Ausflug des Stiftungsrates

Vielfalt in den Jurahöhen
Kooperative Le Montois von Longo Maï
Rundgang u. Konzert – Abbatiale de Bellelay –
Eintauchen in die Welt des Tête de Moine und Gaumenschmaus

Vielfalt in den Jurahöhen titelte die Einladung zum Accordeos-Ausflug: gezogen haben dorthin genetische Vielfalt auf lauschigen Jurawiesen, hervorragende Orgel-
musik in einer stillgelegten Kirche und die eigenhändige Mönchskopf-Produktion.
Der Accordeos-Ausflug ist kein Bitt- und Bussgang, sondern dient der Dankbarkeit an die in der Stiftung Mitwirkenden: Ruth Haab mit Thomas und Paolo Fuchs mit Lis.
Katharina Merker hat sich entschuldigt. Am diesjährigen Ausflug nahmen zudem Vertreter der ‘next generation’ teil: Claudia Utz mit Pape, Tabea Fuchs und Esther
Huwiler, die mit dem Zug von Bern angereist war.

Wie bei einem Sternenmarsch sind alle Teams auf selbstgewähltem Weg zum ersten Treffpunkt in Bassecourt gefahren. Wir von der Fuchs-Familie haben in Erinnerung an die Vorfahren der Utz Seite den Weg durch die Klus gewählt. Wir fuhren durchs Balsthal hinauf und nach Welschenrohr in den uns noch fast unbekannten Jura.

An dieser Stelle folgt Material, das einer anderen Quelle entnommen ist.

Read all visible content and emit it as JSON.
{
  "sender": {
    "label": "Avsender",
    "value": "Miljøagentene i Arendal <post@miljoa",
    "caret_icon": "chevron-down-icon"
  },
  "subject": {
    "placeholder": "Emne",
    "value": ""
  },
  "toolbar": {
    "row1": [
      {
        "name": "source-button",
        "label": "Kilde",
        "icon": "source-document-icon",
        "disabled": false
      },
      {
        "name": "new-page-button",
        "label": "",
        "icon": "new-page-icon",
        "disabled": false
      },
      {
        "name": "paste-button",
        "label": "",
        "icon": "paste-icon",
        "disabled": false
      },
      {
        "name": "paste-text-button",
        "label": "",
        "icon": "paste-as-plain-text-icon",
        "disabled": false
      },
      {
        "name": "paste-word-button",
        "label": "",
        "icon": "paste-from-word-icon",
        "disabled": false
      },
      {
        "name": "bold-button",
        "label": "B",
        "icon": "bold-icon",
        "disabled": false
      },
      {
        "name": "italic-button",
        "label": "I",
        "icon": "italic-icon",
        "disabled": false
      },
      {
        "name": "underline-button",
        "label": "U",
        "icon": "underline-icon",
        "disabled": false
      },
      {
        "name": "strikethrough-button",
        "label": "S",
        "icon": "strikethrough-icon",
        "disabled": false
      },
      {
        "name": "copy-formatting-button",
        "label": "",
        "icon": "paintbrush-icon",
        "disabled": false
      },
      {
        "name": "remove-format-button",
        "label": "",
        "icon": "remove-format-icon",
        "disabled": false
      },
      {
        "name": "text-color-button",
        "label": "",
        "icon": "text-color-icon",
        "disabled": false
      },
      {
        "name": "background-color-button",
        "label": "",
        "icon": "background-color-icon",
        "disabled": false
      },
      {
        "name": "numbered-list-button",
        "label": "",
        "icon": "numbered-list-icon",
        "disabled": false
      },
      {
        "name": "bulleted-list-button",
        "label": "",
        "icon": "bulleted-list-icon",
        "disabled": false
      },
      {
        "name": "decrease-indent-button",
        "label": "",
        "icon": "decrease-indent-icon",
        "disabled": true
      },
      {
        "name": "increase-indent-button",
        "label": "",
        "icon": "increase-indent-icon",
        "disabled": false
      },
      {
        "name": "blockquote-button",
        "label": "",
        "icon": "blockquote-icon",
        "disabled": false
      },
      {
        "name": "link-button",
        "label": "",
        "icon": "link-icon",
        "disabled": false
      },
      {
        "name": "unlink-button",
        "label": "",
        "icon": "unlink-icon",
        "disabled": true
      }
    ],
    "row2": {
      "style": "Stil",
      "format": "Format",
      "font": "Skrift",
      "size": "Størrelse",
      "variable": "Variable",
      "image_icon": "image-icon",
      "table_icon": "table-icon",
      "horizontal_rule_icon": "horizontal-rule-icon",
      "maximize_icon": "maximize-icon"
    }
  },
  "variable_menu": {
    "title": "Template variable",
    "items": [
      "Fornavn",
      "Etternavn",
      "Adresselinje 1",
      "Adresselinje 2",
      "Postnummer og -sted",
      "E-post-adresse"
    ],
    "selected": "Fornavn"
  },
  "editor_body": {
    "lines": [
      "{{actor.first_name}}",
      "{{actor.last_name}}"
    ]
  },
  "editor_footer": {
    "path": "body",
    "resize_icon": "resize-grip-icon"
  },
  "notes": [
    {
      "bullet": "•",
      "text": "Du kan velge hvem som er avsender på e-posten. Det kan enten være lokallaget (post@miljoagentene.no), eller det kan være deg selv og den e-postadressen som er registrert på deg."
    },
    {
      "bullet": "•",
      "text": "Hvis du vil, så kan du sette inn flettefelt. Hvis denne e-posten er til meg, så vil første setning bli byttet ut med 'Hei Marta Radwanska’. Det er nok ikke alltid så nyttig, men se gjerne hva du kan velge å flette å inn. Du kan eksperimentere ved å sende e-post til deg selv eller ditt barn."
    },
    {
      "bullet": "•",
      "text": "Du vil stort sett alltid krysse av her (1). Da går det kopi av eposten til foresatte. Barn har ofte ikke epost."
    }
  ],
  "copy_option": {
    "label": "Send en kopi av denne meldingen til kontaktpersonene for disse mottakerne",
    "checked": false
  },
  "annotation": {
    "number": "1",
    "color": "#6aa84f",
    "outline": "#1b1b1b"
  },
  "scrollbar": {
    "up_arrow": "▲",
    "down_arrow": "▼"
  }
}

Vor dem Treffen mit der ganzen Reisegruppe hatten wir auf einer kleinen Rundfahrt durch das von der Eisenbahn geteilte Dorf Bassecourt (JU) versucht herauszufinden, was im Jura anders ist als bei uns in der Deutschschweiz; am ehesten die Sprache sowie die Herkunft der Gastarbeiter, es gibt keine Street-View vom Dorf. In der Confiserie Jubin an der Rue de l’Abbé Monnin, deren Namensgeber schon auf Bellelay, eines der Tagesziele verwies, hatten wir uns zum kleinen Frühstück vereinbart. Dort haben wir die Gäste aus Senegal wieder in die Arme geschlossen und Esther speziell herzlich begrüsst. In dieser Confiserie waren die Schokomilchportionen eindeutig grösser als bei uns. Die Startstimmung im Team war trotz der vielen ungeübten Frühaufsteher grossartig.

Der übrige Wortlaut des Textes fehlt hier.